All three became EMTs as a result of wanting to help people.

“My wife and girls suffered a devastating loss,” Thompson said. “I wanted to make a difference, even if it was only one time. My friends in the Eldridge [Iowa] Fire Department and MEDIC EMS [in Davenport, Iowa] provided the knowledge and avenue to get into this crazy field. Advance EMS has become like family.”

Baker’s short answer is that he wants to help people.

“But there are many other reasons,” Baker said. “My father died from a pulmonary embolism when I was 4 months old. He was 31. If I can do something to prevent another little kid from growing up without his father, I will do it.”

Faley’s father was an Air Force veteran who taught him to be a good leader and to serve.

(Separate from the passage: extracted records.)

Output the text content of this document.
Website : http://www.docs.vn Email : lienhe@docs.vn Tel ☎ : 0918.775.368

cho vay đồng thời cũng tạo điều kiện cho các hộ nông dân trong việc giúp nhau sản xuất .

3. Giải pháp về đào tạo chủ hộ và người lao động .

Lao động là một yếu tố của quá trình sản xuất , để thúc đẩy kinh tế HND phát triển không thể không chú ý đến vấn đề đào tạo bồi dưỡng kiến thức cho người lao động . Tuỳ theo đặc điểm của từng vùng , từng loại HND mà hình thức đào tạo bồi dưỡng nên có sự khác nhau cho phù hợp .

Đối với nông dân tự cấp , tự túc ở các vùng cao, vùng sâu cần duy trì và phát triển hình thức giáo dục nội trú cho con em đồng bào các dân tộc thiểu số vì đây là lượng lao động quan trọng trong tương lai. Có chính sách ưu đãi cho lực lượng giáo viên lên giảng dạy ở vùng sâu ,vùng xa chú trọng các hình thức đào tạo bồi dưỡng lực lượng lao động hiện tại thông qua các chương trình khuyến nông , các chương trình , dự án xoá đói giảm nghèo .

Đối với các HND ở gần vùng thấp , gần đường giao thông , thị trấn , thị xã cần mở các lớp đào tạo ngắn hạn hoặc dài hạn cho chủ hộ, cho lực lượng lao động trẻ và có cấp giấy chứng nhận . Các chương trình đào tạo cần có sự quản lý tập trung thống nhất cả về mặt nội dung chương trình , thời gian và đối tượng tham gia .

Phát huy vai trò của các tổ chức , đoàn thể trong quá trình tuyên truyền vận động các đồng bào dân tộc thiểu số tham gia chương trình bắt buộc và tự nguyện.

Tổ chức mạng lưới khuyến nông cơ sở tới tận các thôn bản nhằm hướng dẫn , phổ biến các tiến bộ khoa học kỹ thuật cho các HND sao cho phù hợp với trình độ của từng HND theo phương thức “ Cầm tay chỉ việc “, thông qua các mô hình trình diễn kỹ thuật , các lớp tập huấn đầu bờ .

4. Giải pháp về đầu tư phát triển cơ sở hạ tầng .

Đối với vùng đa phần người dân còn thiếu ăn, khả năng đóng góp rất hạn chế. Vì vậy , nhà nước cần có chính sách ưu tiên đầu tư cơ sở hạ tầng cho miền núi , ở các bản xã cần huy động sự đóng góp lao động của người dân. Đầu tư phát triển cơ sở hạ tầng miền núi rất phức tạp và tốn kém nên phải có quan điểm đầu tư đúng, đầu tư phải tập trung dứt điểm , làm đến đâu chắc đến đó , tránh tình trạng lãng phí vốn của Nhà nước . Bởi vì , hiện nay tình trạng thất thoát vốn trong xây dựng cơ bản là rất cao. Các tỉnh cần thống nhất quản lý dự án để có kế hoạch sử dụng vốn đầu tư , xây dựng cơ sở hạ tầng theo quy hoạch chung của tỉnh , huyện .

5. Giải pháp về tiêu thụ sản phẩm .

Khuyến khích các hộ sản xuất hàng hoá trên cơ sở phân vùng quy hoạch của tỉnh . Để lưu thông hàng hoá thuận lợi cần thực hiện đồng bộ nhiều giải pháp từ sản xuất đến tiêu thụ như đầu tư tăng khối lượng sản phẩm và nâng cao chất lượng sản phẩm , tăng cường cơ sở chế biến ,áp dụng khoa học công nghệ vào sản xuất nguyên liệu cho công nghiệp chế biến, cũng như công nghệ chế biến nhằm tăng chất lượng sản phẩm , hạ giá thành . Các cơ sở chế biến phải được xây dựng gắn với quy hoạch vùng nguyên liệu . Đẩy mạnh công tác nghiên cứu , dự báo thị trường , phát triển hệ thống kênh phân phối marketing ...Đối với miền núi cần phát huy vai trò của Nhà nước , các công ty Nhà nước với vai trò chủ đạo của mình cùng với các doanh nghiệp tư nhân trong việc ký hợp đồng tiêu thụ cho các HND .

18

“He was a paid on-call EMT/firefighter for Dixon,” Faley said. “My mother has been a nurse for 30 years. She works at KSB Hospital [in Dixon] in cardiology. She sparked my passion for medicine and the importance of being there for someone no matter what.”

Baker’s advice for those interested in joining the profession is to do a job shadow.

“And job shadow with different agencies to see what they do and what you want to do,” he said. “This isn’t a field for everyone. You have to be ready to do your job at all times, including bad weather. People don’t stop getting sick because it’s cold outside or there’s a blizzard.”

“EMS can be a very exciting and rewarding career,” Thompson said. “Each day or shift you work is different. Some days are mundane and others are fast-paced. EMT-Basic to a critical care paramedic can be very rewarding, challenging, frustrating, exciting, monotonous, tiring, mentally and emotionally draining and an adrenaline rush, sometimes on the same day. If you have an interest in being an EMT or want to see what it’s all about, you should definitely do a ride-along to experience things from the easy to the terrible and decide if this is something for you. Job shadowing is beneficial, and we could gain a great EMT.”